Si Detroit est bien sûr connue pour sa scène Rock et Hard, elle est loin d’être en reste dans le registre du Blues, comme vient le confirmer ELIZA NEALS avec « Badder To The Bone », son deuxième album en deux ans. Superbement accompagnée, la chanteuse et claviériste livre des nouveaux morceaux touchants, ardents et d’un feeling incroyable et très bien mis en valeur par une magnifique production.

ELIZA NEALS

« Badder To The Bone »

(Independent)

C’est avec la même fraîcheur que la blueswoman ELIZA NEALS livre le successeur de l’excellent « Black Crow Moan », sorti il y a deux ans. Avec « Badder To The Bone », elle vient de nouveau ensorceler son auditoire grâce à un Blues Rock solaire et très Soul. Cette fois encore, c’est elle qui a arrangé et co-produit l’album avec Michael Puwal, qui a aussi joué de la guitare et participé à l’écriture de plusieurs morceaux.

Pour interpréter « Badder To The Bone », ELIZA NEALS s’est entourée d’un groupe hors-norme où se relaient pas moins de huit musiciens parmi les plus réputés du Michigan. Ici, la complicité se fait ressentir sur un groove et un feeling incroyables, à travers des morceaux où Michael Puwal (toujours lui !) et la chanteuse font des merveilles (« United We Stand », « Lockdown Love », « Bucket Of Tears »).
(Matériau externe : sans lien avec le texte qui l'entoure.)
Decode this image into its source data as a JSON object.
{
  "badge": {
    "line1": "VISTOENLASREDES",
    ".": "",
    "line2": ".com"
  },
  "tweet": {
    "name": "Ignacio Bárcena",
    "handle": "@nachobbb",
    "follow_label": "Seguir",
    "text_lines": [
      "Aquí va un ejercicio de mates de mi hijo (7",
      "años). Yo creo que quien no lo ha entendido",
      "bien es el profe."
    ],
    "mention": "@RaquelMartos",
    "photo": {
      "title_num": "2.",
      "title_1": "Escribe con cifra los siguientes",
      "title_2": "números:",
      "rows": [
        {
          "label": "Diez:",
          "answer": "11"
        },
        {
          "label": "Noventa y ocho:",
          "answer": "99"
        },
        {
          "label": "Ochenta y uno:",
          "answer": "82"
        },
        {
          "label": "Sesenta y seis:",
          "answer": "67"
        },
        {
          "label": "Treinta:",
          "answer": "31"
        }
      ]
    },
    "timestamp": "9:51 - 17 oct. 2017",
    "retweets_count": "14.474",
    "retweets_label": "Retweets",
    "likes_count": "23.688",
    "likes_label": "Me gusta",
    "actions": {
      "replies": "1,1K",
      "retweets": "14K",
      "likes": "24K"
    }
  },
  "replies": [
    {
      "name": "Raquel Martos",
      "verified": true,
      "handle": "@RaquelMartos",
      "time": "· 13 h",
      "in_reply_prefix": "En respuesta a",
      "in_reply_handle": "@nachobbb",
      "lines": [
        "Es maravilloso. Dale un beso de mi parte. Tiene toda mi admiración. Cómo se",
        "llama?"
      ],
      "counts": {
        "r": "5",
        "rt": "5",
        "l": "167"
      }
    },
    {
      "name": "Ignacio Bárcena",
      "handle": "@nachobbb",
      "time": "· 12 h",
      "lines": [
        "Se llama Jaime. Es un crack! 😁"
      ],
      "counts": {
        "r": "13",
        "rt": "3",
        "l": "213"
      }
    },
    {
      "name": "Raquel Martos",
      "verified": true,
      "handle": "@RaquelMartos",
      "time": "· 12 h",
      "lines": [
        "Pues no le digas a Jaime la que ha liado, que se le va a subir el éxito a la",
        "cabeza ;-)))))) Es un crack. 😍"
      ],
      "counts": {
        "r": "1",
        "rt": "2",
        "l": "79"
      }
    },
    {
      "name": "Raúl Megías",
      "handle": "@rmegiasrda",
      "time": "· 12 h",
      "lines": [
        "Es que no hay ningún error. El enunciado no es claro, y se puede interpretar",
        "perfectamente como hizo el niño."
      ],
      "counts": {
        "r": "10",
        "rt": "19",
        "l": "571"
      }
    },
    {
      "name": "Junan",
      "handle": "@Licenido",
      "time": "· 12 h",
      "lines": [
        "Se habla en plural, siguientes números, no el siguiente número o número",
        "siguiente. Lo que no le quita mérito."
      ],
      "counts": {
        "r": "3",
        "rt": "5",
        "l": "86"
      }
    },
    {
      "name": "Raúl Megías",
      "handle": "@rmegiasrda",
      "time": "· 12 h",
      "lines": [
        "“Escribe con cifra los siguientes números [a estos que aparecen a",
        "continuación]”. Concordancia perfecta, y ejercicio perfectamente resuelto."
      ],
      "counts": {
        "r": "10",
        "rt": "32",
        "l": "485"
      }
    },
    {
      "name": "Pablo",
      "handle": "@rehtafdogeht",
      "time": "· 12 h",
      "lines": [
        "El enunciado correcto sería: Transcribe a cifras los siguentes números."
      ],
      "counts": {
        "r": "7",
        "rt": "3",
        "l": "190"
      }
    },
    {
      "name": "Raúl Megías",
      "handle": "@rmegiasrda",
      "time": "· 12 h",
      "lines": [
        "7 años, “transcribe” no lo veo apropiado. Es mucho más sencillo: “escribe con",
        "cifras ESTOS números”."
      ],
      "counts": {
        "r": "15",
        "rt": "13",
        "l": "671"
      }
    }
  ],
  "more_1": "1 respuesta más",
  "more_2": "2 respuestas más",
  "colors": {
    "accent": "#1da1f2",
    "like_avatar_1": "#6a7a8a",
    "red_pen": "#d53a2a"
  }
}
La voix chaude et sensuelle d’ELIZA NEALS enveloppe avec puissance et délicatesse des titres entêtants et parfaitement façonnés (« Queen Of The Nile I &II », « King Kong », « Got A Gun », « Heathen »). Pour compléter ce très bon nouvel album, l’Américaine reprend également, avec une touche très personnelle, « Can’t Find My Way Home » de Steve Winwood. Le Blues Rock de la musicienne est à son summum et ne laisse rien au hasard.